I personally do not use a CUC in my FOWLR tank, simply because many of my fish would consider CUC to be food. However, in a reef, there is really no reason not to have a CUC.

As far as what is safe, you will generally not have problems with snails, hermit crabs, and shrimp. Some complain of hermits being opportunistic predators, and there is something to say for this, but I have never had issues when food is added daily.


----------



## fishesfriend (Dec 8, 2009)

what is a CUC?


----------



## Pasfur (Mar 29, 2008)

CUC = clean up crew. A clean up crew is used to remove small particulates which settle onto the surface of live rock and sand, to keep the sand stirred, and to fight undesirable algae growth.


----------



## fishesfriend (Dec 8, 2009)

thanks still don't know all the abbreviations.


----------



## Guber (Jan 29, 2009)

What kind of food would you reccomend to keep around for the cuc? or should you just hope to let some fish food sink?


----------



## terryap (Sep 22, 2009)

you would be fine with a couple of hermit crabs and snails, not too many though, or they will starve....how long has your tank been running upto now?
how are your water levels? have they been stable for at least a week?


----------



## JohnnyD (Nov 24, 2009)

As of today, my tank has been up and running for a month. The diatom bloom has come and is just about completely gone


----------



## Pasfur (Mar 29, 2008)

Add a few hermits at this time, just to introduce some life. Feed gently every other day or so and test for ammonia to ensure it does not spike again. (I'm sure it won't.) After a week or so you are ready for a fish.


----------



## JohnnyD (Nov 24, 2009)

After a long conversation with wake, I think i decided on getting these T5s for my lighting. I will be ordering them hopefully at some time this week. Should I wait to add the hermits and fish until after I get my lighting or will it not make a difference changing lighting on them?


----------



## Pasfur (Mar 29, 2008)

Those are very popular light fixtures. I'm sure you made a good choice, especially with Wake's guidance.
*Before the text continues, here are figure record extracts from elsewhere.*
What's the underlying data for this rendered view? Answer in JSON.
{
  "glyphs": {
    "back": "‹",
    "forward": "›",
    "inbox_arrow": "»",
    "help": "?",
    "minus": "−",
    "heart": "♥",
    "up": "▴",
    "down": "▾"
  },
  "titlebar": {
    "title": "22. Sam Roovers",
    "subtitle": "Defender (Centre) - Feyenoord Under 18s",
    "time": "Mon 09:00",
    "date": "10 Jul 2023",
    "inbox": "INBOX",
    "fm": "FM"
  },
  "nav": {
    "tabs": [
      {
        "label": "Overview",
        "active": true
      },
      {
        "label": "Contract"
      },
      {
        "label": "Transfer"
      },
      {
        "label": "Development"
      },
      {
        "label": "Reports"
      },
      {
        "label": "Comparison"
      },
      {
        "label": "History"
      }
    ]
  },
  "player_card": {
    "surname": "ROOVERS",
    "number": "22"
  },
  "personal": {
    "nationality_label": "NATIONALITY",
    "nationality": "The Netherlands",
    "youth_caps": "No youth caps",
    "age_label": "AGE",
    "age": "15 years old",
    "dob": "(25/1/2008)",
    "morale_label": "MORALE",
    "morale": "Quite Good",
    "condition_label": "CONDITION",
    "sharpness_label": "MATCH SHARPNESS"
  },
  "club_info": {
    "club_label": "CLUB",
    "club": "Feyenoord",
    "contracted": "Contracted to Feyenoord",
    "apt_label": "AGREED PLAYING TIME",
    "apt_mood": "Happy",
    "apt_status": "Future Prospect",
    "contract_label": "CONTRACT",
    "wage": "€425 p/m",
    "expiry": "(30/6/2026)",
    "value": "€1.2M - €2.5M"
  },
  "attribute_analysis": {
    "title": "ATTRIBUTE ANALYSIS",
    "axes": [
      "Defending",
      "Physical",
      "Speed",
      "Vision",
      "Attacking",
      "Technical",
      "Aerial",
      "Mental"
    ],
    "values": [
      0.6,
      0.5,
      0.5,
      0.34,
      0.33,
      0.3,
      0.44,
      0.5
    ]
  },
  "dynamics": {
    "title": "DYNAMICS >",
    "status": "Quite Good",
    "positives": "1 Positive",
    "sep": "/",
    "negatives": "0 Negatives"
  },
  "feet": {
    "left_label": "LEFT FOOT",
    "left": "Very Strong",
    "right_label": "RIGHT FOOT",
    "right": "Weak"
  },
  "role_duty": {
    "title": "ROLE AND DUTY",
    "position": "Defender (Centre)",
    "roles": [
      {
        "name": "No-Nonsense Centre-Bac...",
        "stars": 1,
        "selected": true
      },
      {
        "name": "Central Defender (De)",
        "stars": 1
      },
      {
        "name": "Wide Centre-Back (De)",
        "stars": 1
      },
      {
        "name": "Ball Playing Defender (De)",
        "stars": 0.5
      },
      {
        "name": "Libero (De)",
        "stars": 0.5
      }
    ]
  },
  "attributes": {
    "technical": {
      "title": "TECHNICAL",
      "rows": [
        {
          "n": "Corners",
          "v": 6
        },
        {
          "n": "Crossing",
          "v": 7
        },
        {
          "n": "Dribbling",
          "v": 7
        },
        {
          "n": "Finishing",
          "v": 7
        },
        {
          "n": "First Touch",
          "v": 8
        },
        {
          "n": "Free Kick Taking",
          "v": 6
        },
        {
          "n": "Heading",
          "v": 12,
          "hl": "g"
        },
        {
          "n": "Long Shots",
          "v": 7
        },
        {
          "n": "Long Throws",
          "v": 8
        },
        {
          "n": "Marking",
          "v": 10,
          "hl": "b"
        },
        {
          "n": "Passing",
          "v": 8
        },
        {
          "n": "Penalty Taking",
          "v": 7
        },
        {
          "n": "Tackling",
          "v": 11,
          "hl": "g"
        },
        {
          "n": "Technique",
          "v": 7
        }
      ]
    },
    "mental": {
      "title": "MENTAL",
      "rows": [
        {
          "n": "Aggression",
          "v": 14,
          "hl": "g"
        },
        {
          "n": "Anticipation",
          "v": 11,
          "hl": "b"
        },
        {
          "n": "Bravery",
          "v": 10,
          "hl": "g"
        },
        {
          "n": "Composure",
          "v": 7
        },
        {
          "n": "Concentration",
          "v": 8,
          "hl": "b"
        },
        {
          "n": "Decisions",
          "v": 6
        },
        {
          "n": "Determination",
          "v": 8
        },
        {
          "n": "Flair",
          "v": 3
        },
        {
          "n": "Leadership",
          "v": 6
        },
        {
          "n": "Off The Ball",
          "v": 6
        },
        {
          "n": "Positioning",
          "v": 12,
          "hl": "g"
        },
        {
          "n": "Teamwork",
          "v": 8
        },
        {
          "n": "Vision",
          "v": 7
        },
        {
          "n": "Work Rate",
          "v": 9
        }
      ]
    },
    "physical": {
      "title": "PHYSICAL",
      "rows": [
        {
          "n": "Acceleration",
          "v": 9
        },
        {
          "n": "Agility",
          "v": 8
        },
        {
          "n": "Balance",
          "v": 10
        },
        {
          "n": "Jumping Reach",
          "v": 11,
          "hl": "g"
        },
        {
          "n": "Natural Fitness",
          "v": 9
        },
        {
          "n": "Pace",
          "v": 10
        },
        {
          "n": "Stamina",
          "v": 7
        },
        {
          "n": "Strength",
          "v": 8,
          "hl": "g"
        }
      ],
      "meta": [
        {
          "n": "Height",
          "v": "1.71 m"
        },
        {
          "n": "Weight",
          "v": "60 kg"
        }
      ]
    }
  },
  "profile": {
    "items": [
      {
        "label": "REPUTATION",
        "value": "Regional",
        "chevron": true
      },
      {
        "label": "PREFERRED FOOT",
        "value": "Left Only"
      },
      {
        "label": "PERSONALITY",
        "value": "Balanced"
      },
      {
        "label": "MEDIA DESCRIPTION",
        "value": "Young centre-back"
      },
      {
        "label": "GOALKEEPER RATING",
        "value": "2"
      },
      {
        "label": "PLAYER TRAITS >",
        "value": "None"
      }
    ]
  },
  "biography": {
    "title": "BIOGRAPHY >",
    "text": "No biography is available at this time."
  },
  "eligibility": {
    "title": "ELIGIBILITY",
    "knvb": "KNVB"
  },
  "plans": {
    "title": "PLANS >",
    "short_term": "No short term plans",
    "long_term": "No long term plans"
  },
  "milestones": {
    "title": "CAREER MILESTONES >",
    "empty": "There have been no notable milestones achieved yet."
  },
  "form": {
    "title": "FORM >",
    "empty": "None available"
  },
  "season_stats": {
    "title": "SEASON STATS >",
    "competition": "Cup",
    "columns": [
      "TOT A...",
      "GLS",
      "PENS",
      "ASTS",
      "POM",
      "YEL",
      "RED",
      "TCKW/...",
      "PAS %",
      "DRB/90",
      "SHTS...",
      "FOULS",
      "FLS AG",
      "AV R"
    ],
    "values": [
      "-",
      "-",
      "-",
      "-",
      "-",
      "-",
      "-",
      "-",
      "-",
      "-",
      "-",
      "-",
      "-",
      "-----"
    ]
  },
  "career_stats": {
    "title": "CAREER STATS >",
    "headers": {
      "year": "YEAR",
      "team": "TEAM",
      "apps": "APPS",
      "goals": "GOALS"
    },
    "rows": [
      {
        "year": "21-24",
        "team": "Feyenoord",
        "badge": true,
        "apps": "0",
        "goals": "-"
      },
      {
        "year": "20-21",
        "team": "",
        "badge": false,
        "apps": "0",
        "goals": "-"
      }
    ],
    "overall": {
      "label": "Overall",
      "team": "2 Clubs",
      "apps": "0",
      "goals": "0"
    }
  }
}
I see no reason to wait on livestock, especially on a clean up crew. Any fish will need a few weeks in Q anyhow, so you may as well start looking for healthy fish!


----------



## JohnnyD (Nov 24, 2009)

Awesome! I'll be picking up 3 hermits on Sunday and will be checking out some fish while I'm there as well. How long will most LFSs let you put a fish on hold while you watch it?


----------



## Pasfur (Mar 29, 2008)

JohnnyD said:


> How long will most LFSs let you put a fish on hold while you watch it?


Ahhh... you have the concept off a bit. If you aren't buying the fish, they won't hold the fish. You tell them you want to buy that fish, but won't be able to take it home until "xxxxday". Ask if they will hold it for you. You only do this after you have been observing the fish closely and feel comfortable making the purchase. 

"You know Mr. LFS Employee, that fish looks really nice, but I hate to take it home so soon after it arrived. Can you hold it for me until Wednesday. Lets let it settle down for a couple of days and I will be back then to pick it up."

If by some chance the day rolls around and the fish is sick, the LFS will understand when you say you are not purchasing a sick fish. 

On the flip side, very few pet shops have quarantine facilities. They want to sale their livestock ASAP. Turnover is the name of the game in the fish industry. It is unreasonable to expect them to hold a fish just so you can make up your mind on if you want to purchase it.


----------



## JohnnyD (Nov 24, 2009)

I bought 4 hermits almost a week ago and the guy at the LFS said I didn't need to get any food for them. Should I go back and purchase something for them or will they be fine feeding off the rock? If so, what kind of food?


----------



## Pasfur (Mar 29, 2008)

You don't need food for them.


----------